Groundbreaking photographer Nan Goldin has produced startling and revealing documentary pictures depicting segments of American culture rarely seen or discussed since the 1970s. Her most famous series, "The Ballad of Sexual Dependency," sensitively captures her cohort of drug-taking, cross-dressing, self-destructive friends in the depressed Bowery neighborhood of Manhattan. The stark images remain as shocking today as they were when she first showed them. Here are a collection of talented artists who share Goldin's penchant for snapshot photography, colorful subjects, and emotional poignancy.
Karlheinz Weinberger's Lone Star Camp, Gossau (ZH) is available on Artspace for $950
Largely unknown during his lifetime, the Swiss photographer took extensive photographs in the 1960s of his country’s Brando-worshiping biker subculture, which was elastic enough to include everyone from Nazi sympathizers to gay youths. (He often let these drifters crash at his apartment in exchange for photographing them.) His photography has been embraced recently by curators, who have shown it at the Swiss Institute and White Columns among other venues, and this affordable work seethes with the attitudinal contradictions (note the whip, military brooch, and dangly earring) of Switzerland’s counterculture.
Leigh Ledare's Mom Crying is available on Artspace for $3,500
Seattle-born Leigh Ledare is among a younger generation of photographers making exciting conceptual work that mix a variety of media—in Ledare’s case, text, film, performance, and photography. His images are highly personal, reflecting complex relationships between the artist and his subject. In his most well known project, Double Blind (2010/2012), the artist addresses the socio-psychological connections between himself, his former wife, and her current husband by photographing his subjects using a predefined set of parameters.
Zanele Muholi's Lerato Dumse, Syracuse, New York is available on Artspace for $1,000
South African photographer Zanele Muholi is an activist who has co-founded several forums for queer empowerment, in addition to receiving numerous awards for her work as an artist. Muholi’s mission is ““to re-write a black queer and trans visual history of South Africa for the world to know of our resistance and existence at the height of hate crimes in SA and beyond.” Her work, in concert with her efforts as a community organizer, is Muholi’s mission manifested.
Ryan McGinley's Rebecca is available on Artspace for $6,000
Today one of America’s most famous and successful photographers, showing work in museums worldwide while also collaborating with Levi’s and other mammoth companies, Ryan McGinley got his start in the edgy art demimonde of ‘90s New York City, chronicling the antics of a milieu that included the doomed artist Dash Snow and the now-renowned Dan Colen. McGinley is drawn to communities of dewily innocent yet sexually free young people, leading them to frolic uninhibitedly in beautiful settings, both in nature and the studio (where he sets them against richly colored backdrops), and this photo of a naked girl named Rebecca smoking without any self-consciousness pulls you into his prelapsarian world.

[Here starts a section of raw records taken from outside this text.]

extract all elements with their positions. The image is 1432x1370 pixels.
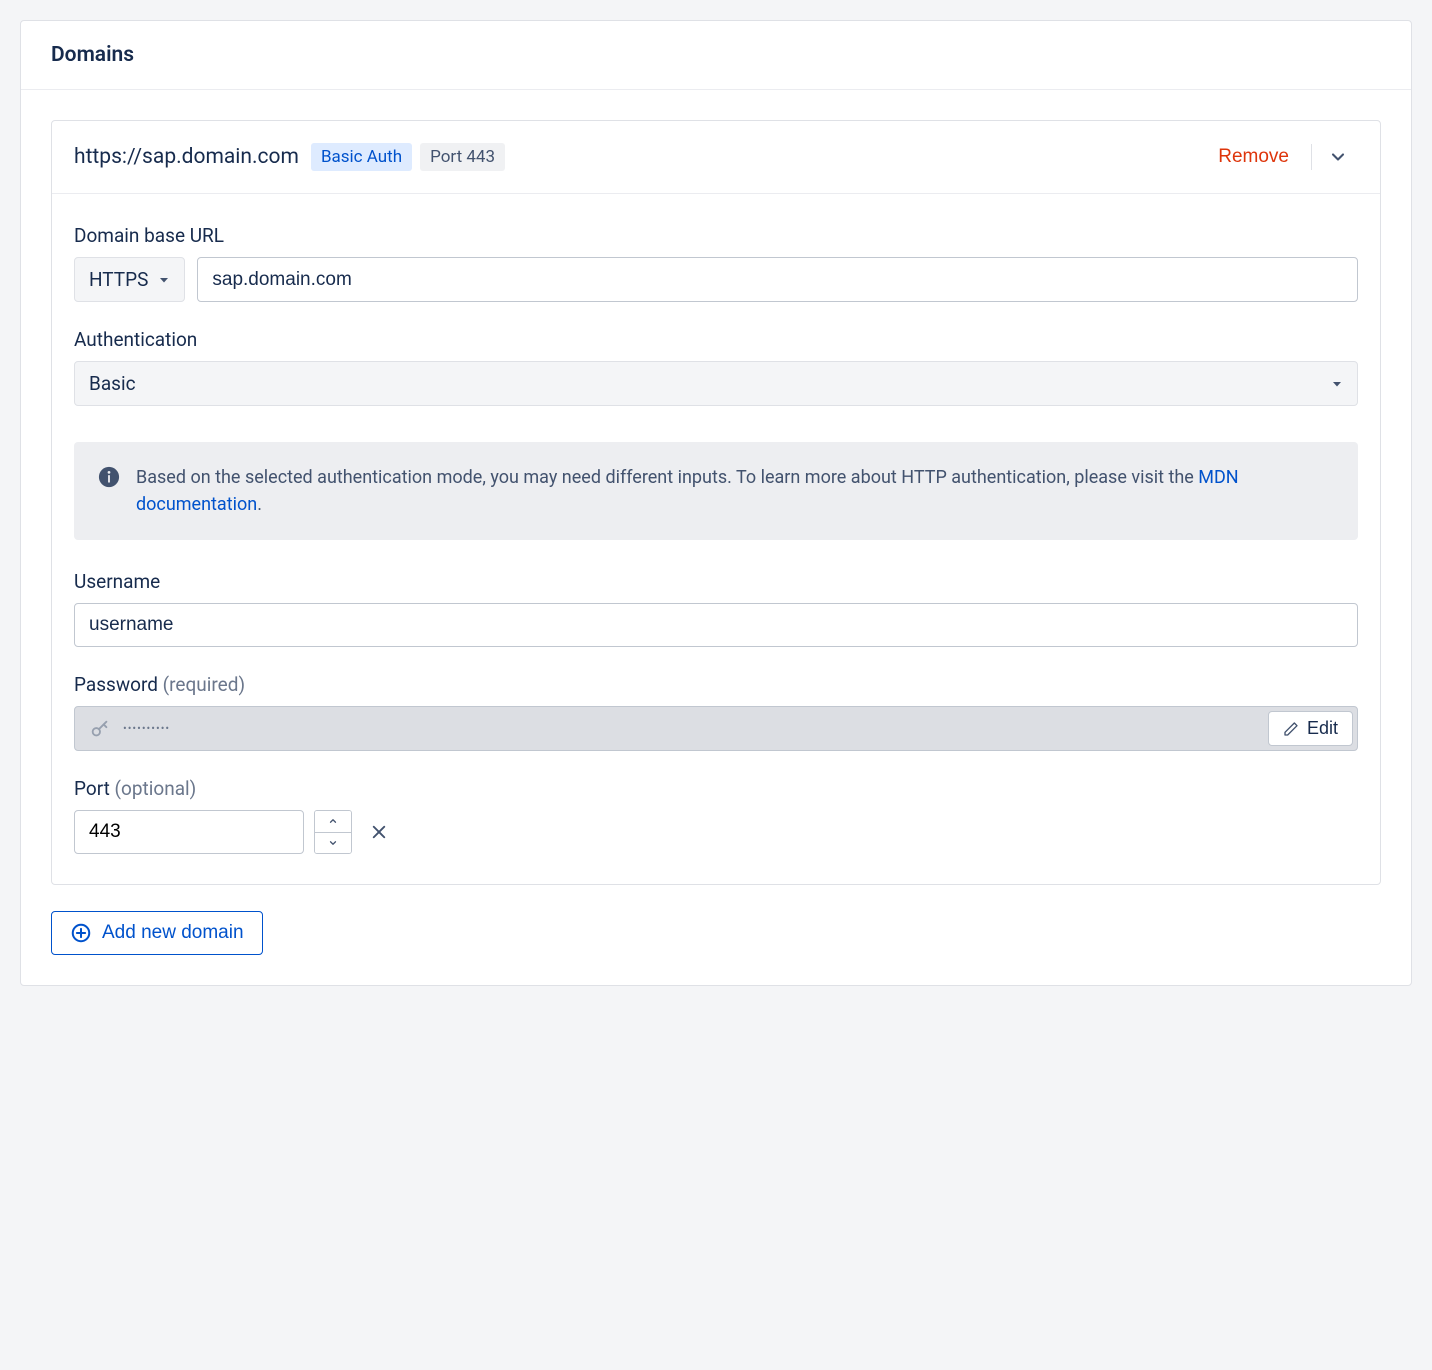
chevron-down-icon [1328,147,1348,167]
domain-input[interactable] [197,257,1358,302]
auth-value: Basic [89,372,136,395]
port-clear-button[interactable] [362,810,396,854]
domains-panel: Domains https://sap.domain.com Basic Aut… [20,20,1412,986]
remove-button[interactable]: Remove [1206,140,1301,174]
chevron-down-icon [326,838,340,848]
key-icon [89,718,111,740]
domain-card: https://sap.domain.com Basic Auth Port 4… [51,120,1381,885]
domain-card-header: https://sap.domain.com Basic Auth Port 4… [52,121,1380,194]
caret-down-icon [158,274,170,286]
close-icon [370,823,388,841]
add-domain-button[interactable]: Add new domain [51,911,263,955]
panel-title: Domains [51,43,1381,67]
username-input[interactable] [74,603,1358,647]
chevron-up-icon [326,816,340,826]
collapse-toggle[interactable] [1318,139,1358,175]
port-label: Port (optional) [74,777,1358,800]
info-text: Based on the selected authentication mod… [136,464,1334,518]
port-spinner [314,810,352,854]
auth-badge: Basic Auth [311,143,412,171]
port-input[interactable] [74,810,304,854]
password-mask: •••••••••• [123,722,170,735]
info-icon [98,466,120,488]
base-url-label: Domain base URL [74,224,1358,247]
password-label: Password (required) [74,673,1358,696]
domain-card-body: Domain base URL HTTPS Authentication Bas… [52,194,1380,884]
password-display: •••••••••• [75,707,1264,750]
caret-down-icon [1331,378,1343,390]
separator [1311,144,1312,170]
domain-url-display: https://sap.domain.com [74,145,299,169]
pencil-icon [1283,721,1299,737]
plus-circle-icon [70,922,92,944]
port-decrement[interactable] [315,833,351,854]
edit-password-button[interactable]: Edit [1268,711,1353,746]
username-label: Username [74,570,1358,593]
auth-select[interactable]: Basic [74,361,1358,406]
panel-header: Domains [21,21,1411,90]
protocol-select[interactable]: HTTPS [74,257,185,302]
port-badge: Port 443 [420,143,505,171]
port-increment[interactable] [315,811,351,833]
info-banner: Based on the selected authentication mod… [74,442,1358,540]
protocol-value: HTTPS [89,268,148,291]
password-row: •••••••••• Edit [74,706,1358,751]
panel-body: https://sap.domain.com Basic Auth Port 4… [21,90,1411,985]
auth-label: Authentication [74,328,1358,351]
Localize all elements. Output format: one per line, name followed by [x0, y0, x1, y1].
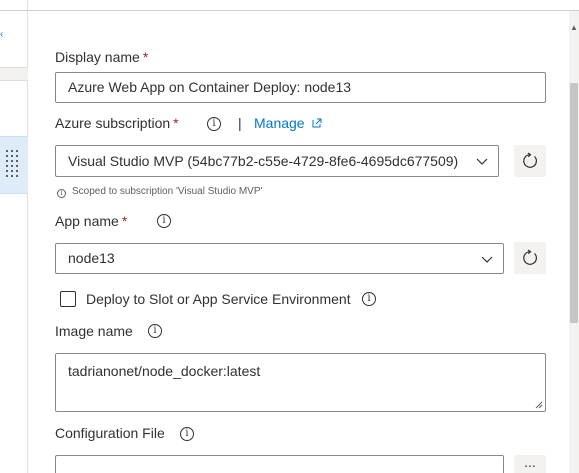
- azure-subscription-dropdown[interactable]: Visual Studio MVP (54bc77b2-c55e-4729-8f…: [55, 145, 499, 177]
- configuration-file-input[interactable]: [55, 455, 504, 473]
- display-name-label: Display name *: [55, 49, 149, 65]
- drag-handle-icon[interactable]: [6, 150, 18, 178]
- deploy-to-slot-label[interactable]: Deploy to Slot or App Service Environmen…: [86, 290, 351, 308]
- external-link-icon: [312, 118, 322, 128]
- azure-subscription-label: Azure subscription *: [55, 115, 179, 131]
- info-icon[interactable]: i: [157, 214, 171, 228]
- image-name-textarea[interactable]: tadrianonet/node_docker:latest: [55, 353, 546, 412]
- info-icon[interactable]: i: [148, 324, 162, 338]
- info-icon[interactable]: i: [362, 292, 376, 306]
- info-icon[interactable]: i: [180, 427, 194, 441]
- subscription-scope-hint: i Scoped to subscription 'Visual Studio M…: [57, 186, 262, 198]
- scrollbar[interactable]: ▲: [569, 11, 579, 473]
- browse-configuration-file-button[interactable]: ...: [514, 455, 546, 473]
- app-name-dropdown[interactable]: node13: [55, 243, 504, 274]
- refresh-app-names-button[interactable]: [514, 242, 546, 274]
- refresh-icon: [523, 152, 537, 168]
- divider: [0, 10, 28, 11]
- scroll-up-icon[interactable]: ▲: [570, 23, 578, 33]
- refresh-icon: [523, 249, 537, 265]
- scrollbar-thumb[interactable]: [570, 83, 578, 323]
- display-name-input[interactable]: Azure Web App on Container Deploy: node1…: [55, 72, 546, 103]
- refresh-subscriptions-button[interactable]: [514, 145, 546, 177]
- left-task-list: ‹: [0, 0, 28, 473]
- manage-link[interactable]: Manage: [254, 114, 322, 132]
- collapse-arrow-icon[interactable]: ‹: [0, 30, 6, 40]
- separator: |: [238, 115, 242, 131]
- configuration-file-label: Configuration File: [55, 425, 165, 441]
- info-icon[interactable]: i: [207, 117, 221, 131]
- image-name-label: Image name: [55, 323, 133, 339]
- info-icon: i: [57, 189, 66, 198]
- task-list-band: [0, 67, 28, 81]
- chevron-down-icon: [476, 158, 488, 165]
- app-name-label: App name *: [55, 213, 128, 229]
- divider: [28, 10, 579, 11]
- deploy-to-slot-checkbox[interactable]: [60, 291, 76, 307]
- resize-handle-icon[interactable]: [535, 401, 543, 409]
- chevron-down-icon: [481, 256, 493, 263]
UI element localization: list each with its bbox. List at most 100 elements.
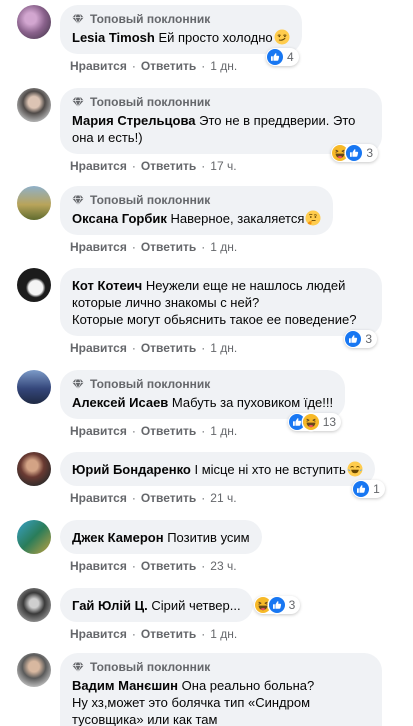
- reply-button[interactable]: Ответить: [141, 491, 196, 505]
- like-button[interactable]: Нравится: [70, 424, 127, 438]
- comment-body: Топовый поклонник Lesia Timosh Ей просто…: [60, 5, 395, 74]
- diamond-icon: [72, 661, 84, 673]
- comment-text: І місце ні хто не вступить: [194, 462, 346, 477]
- like-button[interactable]: Нравится: [70, 491, 127, 505]
- timestamp[interactable]: 1 дн.: [210, 240, 237, 254]
- comment-bubble: Гай Юлій Ц. Сірий четвер... 3: [60, 588, 301, 622]
- timestamp[interactable]: 1 дн.: [210, 59, 237, 73]
- author-name[interactable]: Гай Юлій Ц.: [72, 598, 148, 613]
- reply-button[interactable]: Ответить: [141, 59, 196, 73]
- badge-label: Топовый поклонник: [90, 95, 211, 109]
- like-button[interactable]: Нравится: [70, 59, 127, 73]
- top-fan-badge[interactable]: Топовый поклонник: [72, 94, 370, 110]
- separator: ·: [201, 341, 206, 355]
- thinking-face-emoji-icon: [305, 210, 321, 226]
- avatar[interactable]: [17, 588, 51, 622]
- reaction-count: 1: [373, 482, 380, 496]
- comment-text: Позитив усим: [167, 530, 250, 545]
- comment-bubble: Топовый поклонник Мария Стрельцова Это н…: [60, 88, 382, 162]
- comment-bubble: Топовый поклонник Lesia Timosh Ей просто…: [60, 5, 302, 66]
- reactions-summary[interactable]: 1: [352, 480, 385, 498]
- comment-text-block: Оксана Горбик Наверное, закаляется: [72, 210, 321, 227]
- smirking-face-emoji-icon: [274, 29, 290, 45]
- comment-text: Мабуть за пуховиком їде!!!: [171, 395, 334, 410]
- avatar[interactable]: [17, 370, 51, 404]
- badge-label: Топовый поклонник: [90, 377, 211, 391]
- timestamp[interactable]: 1 дн.: [210, 341, 237, 355]
- comment-bubble: Юрий Бондаренко І місце ні хто не вступи…: [60, 452, 385, 498]
- author-name[interactable]: Юрий Бондаренко: [72, 462, 191, 477]
- reactions-summary[interactable]: 3: [253, 596, 301, 614]
- avatar[interactable]: [17, 88, 51, 122]
- reactions-summary[interactable]: 13: [287, 413, 342, 431]
- comment-text: Сірий четвер...: [151, 598, 241, 613]
- avatar[interactable]: [17, 5, 51, 39]
- avatar[interactable]: [17, 452, 51, 486]
- separator: ·: [201, 59, 206, 73]
- separator: ·: [201, 491, 206, 505]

Phillip-Lorca diCorcia's Untitled is available on Artspace for $4,000
Internationally renowned Philip-Lorca diCorcia borrows strategies from a wide range of photographic styles—like fashion, commercial, and advertising—to define an approach that is entirely his own: fictionalized documentary photography. Crafting staged photographs that read as documentary, diCorcia let’s his controlled shooting environments give way to spontaneity by utilizing the Polaroid format which can be very unpredictable.